“If you don’t pay appropriate attention to what has your attention, it will take more of your attention than it deserves.” — David Allen
None of us can have more time, it’s just a matter of becoming aware of our time and spending it effectively to meet our needs. We all get the same 24 hours a day, yet some make the most out of it while others end up complaining about not having enough time to do what they want, some serious time management going there — Haan!.
1. Manage Your Focus Not Time
When you say you want to manage your time, it means that you are trying to make decisions about what to focus on.
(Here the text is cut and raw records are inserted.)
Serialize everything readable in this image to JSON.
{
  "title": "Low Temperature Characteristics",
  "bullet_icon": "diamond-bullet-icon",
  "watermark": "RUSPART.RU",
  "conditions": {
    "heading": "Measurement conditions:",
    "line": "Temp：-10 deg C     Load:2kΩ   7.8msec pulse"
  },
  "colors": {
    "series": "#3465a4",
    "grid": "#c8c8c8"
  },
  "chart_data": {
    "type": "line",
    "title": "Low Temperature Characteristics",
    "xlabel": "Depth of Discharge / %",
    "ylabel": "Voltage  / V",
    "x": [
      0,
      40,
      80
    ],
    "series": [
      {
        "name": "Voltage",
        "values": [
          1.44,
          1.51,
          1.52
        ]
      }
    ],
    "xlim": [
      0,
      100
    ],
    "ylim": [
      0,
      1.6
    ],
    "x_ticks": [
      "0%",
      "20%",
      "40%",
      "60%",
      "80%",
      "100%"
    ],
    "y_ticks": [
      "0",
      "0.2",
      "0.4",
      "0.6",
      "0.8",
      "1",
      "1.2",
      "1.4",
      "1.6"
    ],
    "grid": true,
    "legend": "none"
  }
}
Your attention is your most valuable asset, so spend it wisely because it’s not that you have an unlimited attention reserve, you can focus only on a handful of activities during your day.
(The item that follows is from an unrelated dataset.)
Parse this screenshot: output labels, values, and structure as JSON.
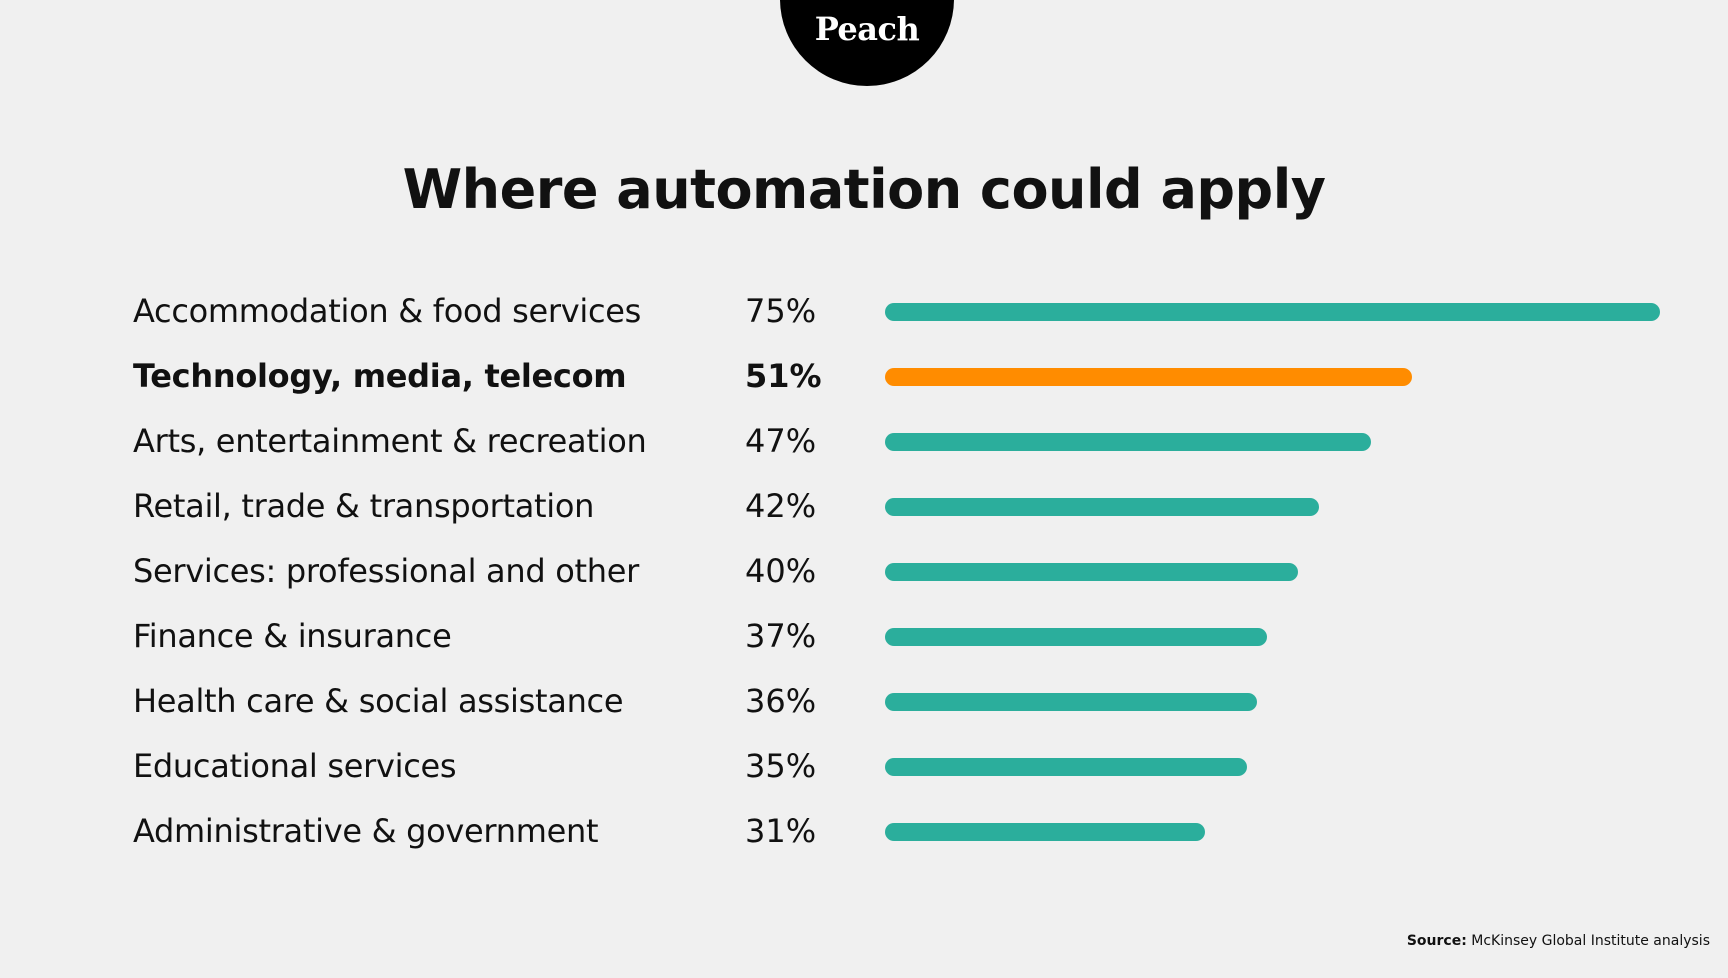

“You can do anything, but not everything.” — David Allen.
Instead of managing your time, manage yourself during the time. Focus on a single activity at a time instead of jumping between tasks.
2. Schedule Your Energy Levels
Make sure your tasks settle in your schedule according to your energy levels. Some tasks require physical energy, while others consume mental stamina. Observe your energy levels throughout the day to see when you feel most active physically and what time of the day you are more likely to effortlessly complete mental workouts.
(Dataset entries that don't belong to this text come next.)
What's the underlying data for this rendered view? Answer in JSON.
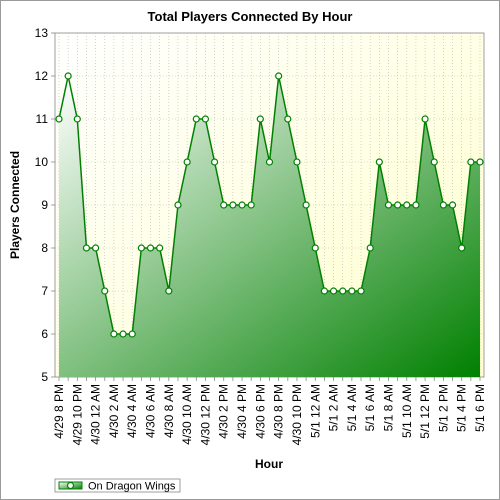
{
  "chart_data": {
    "type": "area",
    "title": "Total Players Connected By Hour",
    "xlabel": "Hour",
    "ylabel": "Players Connected",
    "ylim": [
      5,
      13
    ],
    "yticks": [
      5,
      6,
      7,
      8,
      9,
      10,
      11,
      12,
      13
    ],
    "grid": true,
    "legend_position": "bottom-left",
    "tick_labels": [
      "4/29 8 PM",
      "4/29 10 PM",
      "4/30 12 AM",
      "4/30 2 AM",
      "4/30 4 AM",
      "4/30 6 AM",
      "4/30 8 AM",
      "4/30 10 AM",
      "4/30 12 PM",
      "4/30 2 PM",
      "4/30 4 PM",
      "4/30 6 PM",
      "4/30 8 PM",
      "4/30 10 PM",
      "5/1 12 AM",
      "5/1 2 AM",
      "5/1 4 AM",
      "5/1 6 AM",
      "5/1 8 AM",
      "5/1 10 AM",
      "5/1 12 PM",
      "5/1 2 PM",
      "5/1 4 PM",
      "5/1 6 PM"
    ],
    "series": [
      {
        "name": "On Dragon Wings",
        "color": "#008000",
        "values": [
          11,
          12,
          11,
          8,
          8,
          7,
          6,
          6,
          6,
          8,
          8,
          8,
          7,
          9,
          10,
          11,
          11,
          10,
          9,
          9,
          9,
          9,
          11,
          10,
          12,
          11,
          10,
          9,
          8,
          7,
          7,
          7,
          7,
          7,
          8,
          10,
          9,
          9,
          9,
          9,
          11,
          10,
          9,
          9,
          8,
          10,
          10
        ]
      }
    ]
  }
}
3. Get Done With The Most Important
Before diving into your daily goals, take a look at your tasks for the day to identify the most important ones, so that you complete them on priority. Completing the tasks that are most progressive in terms of your long-term goals will give you a motivational boost and a sense of accomplishment that you already have won the most difficult feat for the day. Prioritizing the tasks that do not require innovation or creativity and are mere side activities can leave you drained for your most important tasks.
4. Set Goals in Advance — Clarity Over Clutter
Set your goals for the day in advance, also aim for clarity when setting your goals. This way when you enter the day you already know what you are dealing with. Instead of just diving into your to-do list, make sure you are doing what needs to be done. Cluttering your to-do list with a dozen tasks is an indication of procrastination. Beware you might be pretending to be busy while something else deserves your attention.
5. Set Deadlines
Setting deadlines to even the most mundane tasks can help you manage your activities throughout the day. As Parkinson’s law states that “work expands so as to fill the time available for its completion”. If you can complete a task in 30 minutes why spend an hour on it, but also it is vital for you not to waste the saved 30 minutes checking your social media. Be mindful of how you spend your time.
6. Kill All The Distractions
Distractions are like cancer to your time management. They feed on your precious resource without you realizing — Attention. And the next morning you wake up with a deadline staring at you and pushing all of your panic buttons. If you have to act on a single time-saving technique it’s this one — get rid of the distraction in your life to improve half of your productivity. You can get the idea that your tiny decisions to check a new email, comments on Instagram, or what others are posting on their feeds, all chip away your time and you feel like where did my entire day just went.
These techniques are a good start to take charge of your time. Adopt even a single one and you would end up implementing the rest of these techniques as well because one cannot sustain without the other for the long term.